Гойя. Пепа, оставь меня одного.

Пепа. Твое искусство, дон Франсиско…

Гойя. Иди к черту вместе с моим искусством!

Пепа. Ты был пророком. Ты предвидел будущее…

Герцогиня приближается к Гойе.

Гойя. Ближе, ближе!

Пепа. С таким сочувствием…

Гойя. Да уйди ты, тебе говорят, убирайся! (Выгоняет Пепу из сада палкой. Потом поворачивается к зрителям.) Вуайеристы! И вы убирайтесь! (Поворачивается спиной к зрителям и видит Герцогиню, которая раздевается перед ним, как в стриптизе.) Моя жизнь!

Герцогиня (протягивает к нему руки). Все для тебя, все до последнего перышка. Приди, мой возлюбленный, приди, мой Лягушатник. (Исчезает.)

Гойя как подкошенный валится на землю. Пауза.

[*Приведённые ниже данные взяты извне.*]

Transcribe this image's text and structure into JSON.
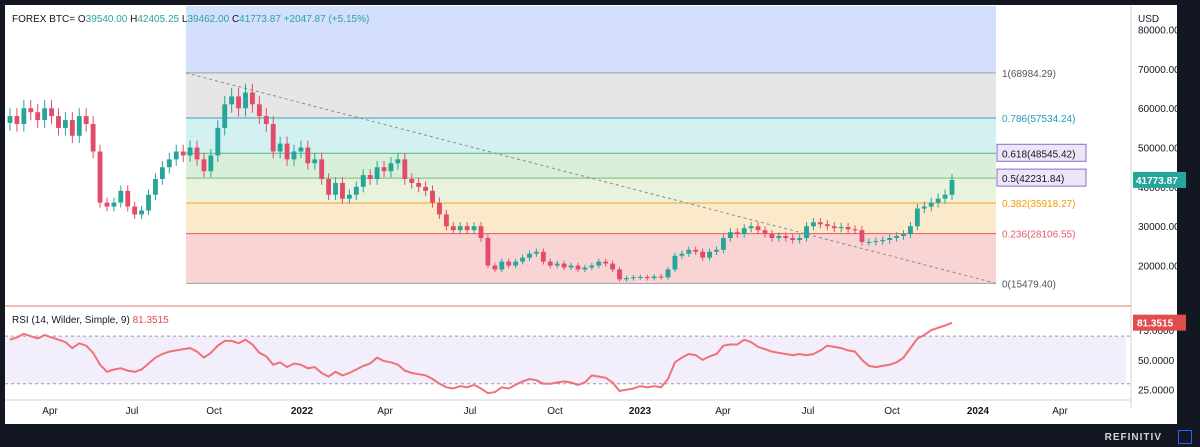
{
  "header": {
    "symbol": "FOREX BTC=",
    "open_label": "O",
    "open": "39540.00",
    "high_label": "H",
    "high": "42405.25",
    "low_label": "L",
    "low": "39462.00",
    "close_label": "C",
    "close": "41773.87",
    "change": "+2047.87 (+5.15%)"
  },
  "rsi_header": {
    "title": "RSI (14, Wilder, Simple, 9)",
    "value": "81.3515"
  },
  "brand": "REFINITIV",
  "colors": {
    "up": "#26a69a",
    "down": "#e14c6b",
    "rsi": "#f07178",
    "price_tag": "#26a69a",
    "rsi_tag": "#e14c4c"
  },
  "chart_data": [
    {
      "type": "candlestick",
      "title": "FOREX BTC=",
      "ylabel": "USD",
      "ylim": [
        12000,
        86000
      ],
      "x_ticks": [
        "Apr",
        "Jul",
        "Oct",
        "2022",
        "Apr",
        "Jul",
        "Oct",
        "2023",
        "Apr",
        "Jul",
        "Oct",
        "2024",
        "Apr"
      ],
      "y_ticks": [
        "80000.00",
        "70000.00",
        "60000.00",
        "50000.00",
        "40000.00",
        "30000.00",
        "20000.00"
      ],
      "last_price": "41773.87",
      "weekly_closes": [
        58000,
        56000,
        60000,
        59000,
        57000,
        60000,
        58000,
        55000,
        57000,
        53000,
        58000,
        56000,
        49000,
        36000,
        35000,
        36000,
        39000,
        35000,
        33000,
        34000,
        38000,
        42000,
        45000,
        47000,
        49000,
        48000,
        50000,
        47000,
        44000,
        48000,
        55000,
        61000,
        63000,
        60000,
        64000,
        61000,
        58000,
        56000,
        49000,
        51000,
        47000,
        49000,
        50000,
        46000,
        47000,
        42000,
        38000,
        41000,
        37000,
        38000,
        40000,
        43000,
        42000,
        45000,
        44000,
        46000,
        47000,
        42000,
        41000,
        40000,
        39000,
        36000,
        33000,
        30000,
        29000,
        30000,
        29000,
        30000,
        27000,
        20000,
        19000,
        21000,
        20000,
        21000,
        22000,
        23000,
        23500,
        21000,
        20000,
        20500,
        19500,
        20000,
        19000,
        19500,
        20000,
        21000,
        20500,
        19000,
        16500,
        16800,
        17000,
        17100,
        16800,
        17200,
        17000,
        19000,
        22500,
        23000,
        24000,
        23500,
        22000,
        23500,
        24000,
        27000,
        28500,
        28000,
        29500,
        30000,
        29000,
        28000,
        27000,
        27500,
        27000,
        26500,
        27000,
        30000,
        31000,
        30500,
        30000,
        29500,
        29800,
        29200,
        29000,
        26000,
        26000,
        26200,
        26500,
        27000,
        27500,
        28000,
        30000,
        34500,
        35000,
        36000,
        37000,
        38000,
        41773.87
      ],
      "fibonacci": [
        {
          "level": "1",
          "price": 68984.29,
          "label": "1(68984.29)"
        },
        {
          "level": "0.786",
          "price": 57534.24,
          "label": "0.786(57534.24)"
        },
        {
          "level": "0.618",
          "price": 48545.42,
          "label": "0.618(48545.42)"
        },
        {
          "level": "0.5",
          "price": 42231.84,
          "label": "0.5(42231.84)"
        },
        {
          "level": "0.382",
          "price": 35918.27,
          "label": "0.382(35918.27)"
        },
        {
          "level": "0.236",
          "price": 28106.55,
          "label": "0.236(28106.55)"
        },
        {
          "level": "0",
          "price": 15479.4,
          "label": "0(15479.40)"
        }
      ],
      "trendline": {
        "from": 68984.29,
        "to": 15479.4
      }
    },
    {
      "type": "line",
      "title": "RSI (14, Wilder, Simple, 9)",
      "ylim": [
        18,
        92
      ],
      "y_ticks": [
        "75.0000",
        "50.0000",
        "25.0000"
      ],
      "overbought": 70,
      "oversold": 30,
      "last_value": "81.3515",
      "values": [
        67,
        69,
        72,
        70,
        68,
        71,
        69,
        67,
        65,
        60,
        64,
        62,
        56,
        46,
        40,
        42,
        43,
        41,
        40,
        42,
        47,
        52,
        55,
        57,
        58,
        59,
        60,
        57,
        52,
        56,
        62,
        66,
        66,
        64,
        67,
        63,
        56,
        53,
        46,
        48,
        44,
        47,
        46,
        43,
        44,
        39,
        36,
        40,
        37,
        39,
        42,
        45,
        47,
        52,
        49,
        48,
        46,
        41,
        39,
        38,
        37,
        34,
        30,
        27,
        26,
        28,
        27,
        29,
        26,
        22,
        23,
        27,
        26,
        29,
        32,
        34,
        33,
        30,
        30,
        31,
        32,
        31,
        29,
        31,
        37,
        36,
        35,
        31,
        24,
        25,
        26,
        28,
        27,
        28,
        27,
        34,
        48,
        52,
        55,
        54,
        50,
        53,
        55,
        62,
        63,
        63,
        67,
        65,
        61,
        59,
        57,
        56,
        55,
        54,
        55,
        54,
        55,
        58,
        62,
        61,
        60,
        58,
        57,
        50,
        45,
        44,
        45,
        46,
        48,
        52,
        60,
        68,
        71,
        75,
        77,
        79,
        81.35
      ]
    }
  ]
}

Кажется, что должен опуститься занавес, но сломался механизм. Входит Пепа. Она садится на землю и кладет голову Гойи себе на колени.

Пепа. Каждый раз одно и то же. Она всегда ускользает от тебя. Ты никогда не успеваешь.

Гойя. Я хожу с палочкой…

Все другие актеры выходят на сцену из разных дверей, они одеты так же, как в Прологе. Садовник в маске направляется к пчелиному улью. Пепа нежно высвобождается от Гойи, встает на ноги и звонит в колокольчик. Актеры начинают покидать кладбище – точно в том же порядке, что и в Прологе. Пепа возвращается к Гойе.